Setting aside the expense, relying upon prisons for general deterrence has one big problem. While prisons undoubtedly deter a great number of people from committing crimes, there are also a great number of people for whom the threat of prison is no deterrent because they lack the intellectual or emotional ability to learn to respond to rules in a way to avoid punishment, or because their lives are so damaged that prison is not a punishment. One such group is abused and neglected children who have matured without intervention into adults. Recall Dr. Perry's work. For these adults, general deterrence has no meaning. Just as cutting out the lung cancer in Jim does not deter cancer cells from metastasizing in Joe, locking Jim up does not deter the Joe whose mind is disturbed or disabled from abuse or neglect or whose life is so damaged the structure and safety of prison looks good.

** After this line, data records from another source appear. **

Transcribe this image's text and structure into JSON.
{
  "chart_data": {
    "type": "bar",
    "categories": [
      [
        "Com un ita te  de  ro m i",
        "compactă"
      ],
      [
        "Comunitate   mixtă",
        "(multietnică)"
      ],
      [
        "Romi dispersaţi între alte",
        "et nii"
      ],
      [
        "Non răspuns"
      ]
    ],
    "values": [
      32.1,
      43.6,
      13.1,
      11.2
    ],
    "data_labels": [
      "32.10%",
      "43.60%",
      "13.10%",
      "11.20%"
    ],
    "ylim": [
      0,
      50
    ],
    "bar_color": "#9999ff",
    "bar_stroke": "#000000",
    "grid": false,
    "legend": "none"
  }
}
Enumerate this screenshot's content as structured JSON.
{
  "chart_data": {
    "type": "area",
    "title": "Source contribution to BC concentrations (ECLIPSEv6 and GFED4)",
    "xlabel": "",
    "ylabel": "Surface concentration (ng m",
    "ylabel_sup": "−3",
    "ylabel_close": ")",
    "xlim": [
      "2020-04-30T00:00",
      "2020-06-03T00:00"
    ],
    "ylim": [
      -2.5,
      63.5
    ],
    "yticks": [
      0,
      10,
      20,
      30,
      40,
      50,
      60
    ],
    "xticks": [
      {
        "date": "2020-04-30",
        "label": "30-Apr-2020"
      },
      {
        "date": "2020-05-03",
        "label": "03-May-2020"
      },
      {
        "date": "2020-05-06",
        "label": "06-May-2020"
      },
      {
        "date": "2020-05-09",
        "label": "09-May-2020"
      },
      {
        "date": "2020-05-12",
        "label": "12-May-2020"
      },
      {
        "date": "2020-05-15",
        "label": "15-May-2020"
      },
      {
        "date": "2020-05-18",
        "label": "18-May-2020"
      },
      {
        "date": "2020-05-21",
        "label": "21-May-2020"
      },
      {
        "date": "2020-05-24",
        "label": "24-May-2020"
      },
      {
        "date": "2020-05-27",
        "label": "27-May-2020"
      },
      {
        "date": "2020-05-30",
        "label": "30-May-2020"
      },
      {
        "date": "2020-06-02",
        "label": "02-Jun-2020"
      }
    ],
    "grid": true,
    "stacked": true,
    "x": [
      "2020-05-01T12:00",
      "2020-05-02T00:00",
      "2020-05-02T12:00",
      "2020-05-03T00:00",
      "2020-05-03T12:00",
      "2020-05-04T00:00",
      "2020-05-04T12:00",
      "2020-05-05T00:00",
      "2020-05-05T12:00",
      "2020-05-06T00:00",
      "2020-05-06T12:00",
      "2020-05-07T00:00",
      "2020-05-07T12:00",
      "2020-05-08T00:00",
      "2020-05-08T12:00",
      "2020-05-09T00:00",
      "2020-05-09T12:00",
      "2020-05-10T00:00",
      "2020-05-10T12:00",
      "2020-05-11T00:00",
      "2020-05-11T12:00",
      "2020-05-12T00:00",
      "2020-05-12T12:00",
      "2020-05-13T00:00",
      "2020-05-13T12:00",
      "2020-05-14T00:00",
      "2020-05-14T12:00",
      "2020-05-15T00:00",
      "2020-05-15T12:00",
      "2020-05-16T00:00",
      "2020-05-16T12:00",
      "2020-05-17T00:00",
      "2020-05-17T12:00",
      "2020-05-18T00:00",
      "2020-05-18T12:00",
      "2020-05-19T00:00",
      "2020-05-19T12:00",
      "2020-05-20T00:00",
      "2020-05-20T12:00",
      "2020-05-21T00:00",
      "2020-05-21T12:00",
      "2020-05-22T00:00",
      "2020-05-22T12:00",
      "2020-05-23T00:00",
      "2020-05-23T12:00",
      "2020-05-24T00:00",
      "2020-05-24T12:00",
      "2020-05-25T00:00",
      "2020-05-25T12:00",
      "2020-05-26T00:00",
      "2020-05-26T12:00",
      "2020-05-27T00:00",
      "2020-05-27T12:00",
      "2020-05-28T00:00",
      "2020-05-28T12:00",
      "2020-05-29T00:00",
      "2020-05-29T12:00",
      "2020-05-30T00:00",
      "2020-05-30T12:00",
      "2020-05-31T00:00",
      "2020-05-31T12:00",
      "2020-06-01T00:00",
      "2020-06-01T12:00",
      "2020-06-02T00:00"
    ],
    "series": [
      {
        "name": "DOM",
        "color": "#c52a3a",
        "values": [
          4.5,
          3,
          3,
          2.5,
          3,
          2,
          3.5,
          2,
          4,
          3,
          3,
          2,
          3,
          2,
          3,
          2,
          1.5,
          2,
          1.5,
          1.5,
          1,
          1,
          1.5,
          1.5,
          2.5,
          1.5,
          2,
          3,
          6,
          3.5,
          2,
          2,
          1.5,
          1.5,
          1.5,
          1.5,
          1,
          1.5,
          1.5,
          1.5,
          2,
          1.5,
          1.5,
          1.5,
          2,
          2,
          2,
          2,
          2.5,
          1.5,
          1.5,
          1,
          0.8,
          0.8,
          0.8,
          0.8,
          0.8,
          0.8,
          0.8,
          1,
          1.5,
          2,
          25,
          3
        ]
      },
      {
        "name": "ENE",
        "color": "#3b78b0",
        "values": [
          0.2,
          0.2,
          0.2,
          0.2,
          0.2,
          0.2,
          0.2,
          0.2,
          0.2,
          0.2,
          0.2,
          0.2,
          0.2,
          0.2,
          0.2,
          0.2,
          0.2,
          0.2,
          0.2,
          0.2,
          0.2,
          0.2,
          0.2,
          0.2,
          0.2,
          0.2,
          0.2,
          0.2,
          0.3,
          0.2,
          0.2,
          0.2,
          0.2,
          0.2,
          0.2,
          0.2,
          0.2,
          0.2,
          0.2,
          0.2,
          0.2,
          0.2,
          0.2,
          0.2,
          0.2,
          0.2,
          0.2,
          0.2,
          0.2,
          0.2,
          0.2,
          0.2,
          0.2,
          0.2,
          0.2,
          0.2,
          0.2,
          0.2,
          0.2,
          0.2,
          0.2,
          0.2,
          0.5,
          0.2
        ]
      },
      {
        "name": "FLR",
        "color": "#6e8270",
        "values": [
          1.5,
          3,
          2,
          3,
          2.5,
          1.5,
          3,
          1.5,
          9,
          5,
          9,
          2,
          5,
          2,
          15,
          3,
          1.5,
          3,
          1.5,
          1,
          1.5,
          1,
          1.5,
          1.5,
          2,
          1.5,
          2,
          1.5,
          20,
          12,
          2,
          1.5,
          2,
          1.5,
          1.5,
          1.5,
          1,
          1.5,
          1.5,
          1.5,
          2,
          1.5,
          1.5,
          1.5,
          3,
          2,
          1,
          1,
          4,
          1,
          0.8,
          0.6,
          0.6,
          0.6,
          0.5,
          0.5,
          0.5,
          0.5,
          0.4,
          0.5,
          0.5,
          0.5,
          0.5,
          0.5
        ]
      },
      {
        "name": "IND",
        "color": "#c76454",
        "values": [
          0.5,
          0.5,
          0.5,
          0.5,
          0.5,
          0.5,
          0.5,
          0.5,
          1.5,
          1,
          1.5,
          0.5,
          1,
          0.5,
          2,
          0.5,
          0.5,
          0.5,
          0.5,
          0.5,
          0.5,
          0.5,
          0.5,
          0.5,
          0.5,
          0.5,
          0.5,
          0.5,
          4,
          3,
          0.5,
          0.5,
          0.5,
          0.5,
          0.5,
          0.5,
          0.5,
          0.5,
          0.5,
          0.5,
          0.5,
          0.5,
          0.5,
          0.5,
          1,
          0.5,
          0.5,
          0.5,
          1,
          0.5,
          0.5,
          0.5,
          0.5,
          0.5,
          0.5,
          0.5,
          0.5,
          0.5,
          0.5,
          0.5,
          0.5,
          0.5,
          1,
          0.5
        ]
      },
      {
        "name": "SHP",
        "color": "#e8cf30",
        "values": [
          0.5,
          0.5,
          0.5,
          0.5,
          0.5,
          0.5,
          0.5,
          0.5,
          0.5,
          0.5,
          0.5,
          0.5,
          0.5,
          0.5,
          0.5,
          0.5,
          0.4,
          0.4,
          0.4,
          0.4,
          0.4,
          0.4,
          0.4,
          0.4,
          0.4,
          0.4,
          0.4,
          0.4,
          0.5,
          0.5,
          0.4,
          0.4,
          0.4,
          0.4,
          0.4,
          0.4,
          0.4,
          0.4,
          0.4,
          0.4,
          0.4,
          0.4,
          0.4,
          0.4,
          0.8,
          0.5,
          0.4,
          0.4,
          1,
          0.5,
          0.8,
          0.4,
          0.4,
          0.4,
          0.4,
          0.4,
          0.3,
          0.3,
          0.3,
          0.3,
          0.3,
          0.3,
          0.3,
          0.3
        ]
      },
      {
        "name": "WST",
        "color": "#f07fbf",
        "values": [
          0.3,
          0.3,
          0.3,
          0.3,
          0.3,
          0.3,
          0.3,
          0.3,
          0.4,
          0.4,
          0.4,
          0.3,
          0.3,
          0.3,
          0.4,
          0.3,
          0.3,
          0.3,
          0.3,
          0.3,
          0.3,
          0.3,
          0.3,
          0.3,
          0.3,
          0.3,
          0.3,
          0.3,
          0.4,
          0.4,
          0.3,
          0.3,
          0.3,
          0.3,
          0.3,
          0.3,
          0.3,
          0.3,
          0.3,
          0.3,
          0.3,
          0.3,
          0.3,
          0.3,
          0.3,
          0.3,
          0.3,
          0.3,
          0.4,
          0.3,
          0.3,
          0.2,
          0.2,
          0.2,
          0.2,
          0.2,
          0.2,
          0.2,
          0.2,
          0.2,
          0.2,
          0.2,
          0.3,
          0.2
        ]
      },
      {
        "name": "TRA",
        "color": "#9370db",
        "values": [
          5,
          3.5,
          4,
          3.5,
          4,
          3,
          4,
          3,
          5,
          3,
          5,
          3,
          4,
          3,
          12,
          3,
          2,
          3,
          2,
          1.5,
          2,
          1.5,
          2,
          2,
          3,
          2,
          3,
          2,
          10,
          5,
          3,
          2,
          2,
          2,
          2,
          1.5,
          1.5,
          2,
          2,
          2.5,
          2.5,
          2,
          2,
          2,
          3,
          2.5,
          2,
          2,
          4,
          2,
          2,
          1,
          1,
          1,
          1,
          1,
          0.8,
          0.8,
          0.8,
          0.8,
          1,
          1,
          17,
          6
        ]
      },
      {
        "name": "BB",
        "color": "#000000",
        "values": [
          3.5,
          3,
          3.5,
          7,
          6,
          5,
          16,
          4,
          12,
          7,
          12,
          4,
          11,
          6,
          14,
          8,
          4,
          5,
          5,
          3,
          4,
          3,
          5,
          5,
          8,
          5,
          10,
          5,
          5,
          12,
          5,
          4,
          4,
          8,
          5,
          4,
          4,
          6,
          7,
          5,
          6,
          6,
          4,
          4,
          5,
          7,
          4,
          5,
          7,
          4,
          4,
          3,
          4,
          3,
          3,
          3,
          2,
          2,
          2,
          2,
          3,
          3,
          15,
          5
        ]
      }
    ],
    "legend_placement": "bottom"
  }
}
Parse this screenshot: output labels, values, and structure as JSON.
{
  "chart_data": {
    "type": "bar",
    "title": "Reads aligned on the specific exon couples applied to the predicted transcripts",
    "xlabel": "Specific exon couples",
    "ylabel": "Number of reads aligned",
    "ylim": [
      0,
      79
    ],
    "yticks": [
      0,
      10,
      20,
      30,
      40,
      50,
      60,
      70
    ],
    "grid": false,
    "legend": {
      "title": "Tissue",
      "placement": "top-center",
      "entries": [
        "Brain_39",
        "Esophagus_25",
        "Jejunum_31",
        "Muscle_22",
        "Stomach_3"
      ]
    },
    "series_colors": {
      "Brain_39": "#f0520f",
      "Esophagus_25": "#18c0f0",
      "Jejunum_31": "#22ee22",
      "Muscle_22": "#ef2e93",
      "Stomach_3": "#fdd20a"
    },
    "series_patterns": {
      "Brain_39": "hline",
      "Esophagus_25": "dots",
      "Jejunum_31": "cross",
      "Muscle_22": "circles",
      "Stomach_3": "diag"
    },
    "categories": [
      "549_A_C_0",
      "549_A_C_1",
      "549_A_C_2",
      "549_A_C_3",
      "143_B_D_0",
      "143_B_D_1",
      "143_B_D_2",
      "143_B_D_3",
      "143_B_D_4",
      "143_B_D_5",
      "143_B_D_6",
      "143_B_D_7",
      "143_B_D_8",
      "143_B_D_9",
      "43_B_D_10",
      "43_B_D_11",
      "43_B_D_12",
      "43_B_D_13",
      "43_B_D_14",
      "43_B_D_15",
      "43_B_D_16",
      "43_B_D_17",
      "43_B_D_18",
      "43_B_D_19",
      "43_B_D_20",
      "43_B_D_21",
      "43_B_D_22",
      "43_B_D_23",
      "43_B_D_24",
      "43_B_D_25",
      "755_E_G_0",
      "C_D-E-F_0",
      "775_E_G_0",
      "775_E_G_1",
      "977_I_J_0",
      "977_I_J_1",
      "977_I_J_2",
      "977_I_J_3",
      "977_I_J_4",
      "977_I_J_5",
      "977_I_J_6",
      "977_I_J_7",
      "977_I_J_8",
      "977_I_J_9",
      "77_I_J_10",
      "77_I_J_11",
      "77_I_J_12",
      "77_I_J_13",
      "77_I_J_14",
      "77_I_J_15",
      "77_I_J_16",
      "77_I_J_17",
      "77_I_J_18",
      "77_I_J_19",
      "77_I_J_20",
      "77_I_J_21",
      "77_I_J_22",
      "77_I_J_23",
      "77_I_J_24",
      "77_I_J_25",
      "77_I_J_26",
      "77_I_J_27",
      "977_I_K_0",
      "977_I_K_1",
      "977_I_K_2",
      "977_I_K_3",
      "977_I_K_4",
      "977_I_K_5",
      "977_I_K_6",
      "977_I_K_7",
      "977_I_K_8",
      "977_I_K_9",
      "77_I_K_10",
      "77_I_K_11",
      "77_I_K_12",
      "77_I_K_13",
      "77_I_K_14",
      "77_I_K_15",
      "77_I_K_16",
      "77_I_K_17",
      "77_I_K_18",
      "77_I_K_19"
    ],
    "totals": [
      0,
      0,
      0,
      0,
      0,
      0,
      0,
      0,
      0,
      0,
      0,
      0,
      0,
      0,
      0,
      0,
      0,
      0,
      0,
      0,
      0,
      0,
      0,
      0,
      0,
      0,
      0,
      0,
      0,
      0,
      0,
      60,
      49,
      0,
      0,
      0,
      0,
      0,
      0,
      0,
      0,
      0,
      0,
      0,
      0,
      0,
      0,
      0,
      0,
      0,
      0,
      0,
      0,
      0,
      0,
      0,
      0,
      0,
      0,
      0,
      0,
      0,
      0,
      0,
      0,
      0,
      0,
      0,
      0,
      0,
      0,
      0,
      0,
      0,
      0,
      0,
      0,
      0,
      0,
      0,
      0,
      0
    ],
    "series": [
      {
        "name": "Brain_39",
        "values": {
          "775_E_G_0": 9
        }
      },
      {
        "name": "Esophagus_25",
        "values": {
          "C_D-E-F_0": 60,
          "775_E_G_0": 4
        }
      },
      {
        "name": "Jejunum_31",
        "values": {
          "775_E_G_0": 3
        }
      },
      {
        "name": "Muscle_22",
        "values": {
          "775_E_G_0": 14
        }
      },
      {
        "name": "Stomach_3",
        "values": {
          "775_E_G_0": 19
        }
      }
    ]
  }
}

After you build your first prison, the general deterrence value of each new cell is increasingly marginal. Texas has one of the largest prisons in the world. Texas has one of the highest incarceration rates in the world. At this point, we can build prisons faster and faster until the end of Creation, and we will have no more to show for it than small, temporary decreases in the crime rate, which come primarily from preventing known criminals from re-offending. The ever-growing population will soon overtake our gains, unless we have spent the money to ensure that it is a health population.

In short, prevention is essential. Fighting crime by increasing spending on probation, prisons, and parole, while making minimal efforts to address the problems of 900,000 children at risk for abuse and neglect, is the equivalent of fighting lung cancer by increasing spending for surgery, radiation, and chemotherapy, while making minimal efforts to address the problem of 900,000 children who are smoking cigarettes. Crime wins; cancer wins. Texas loses.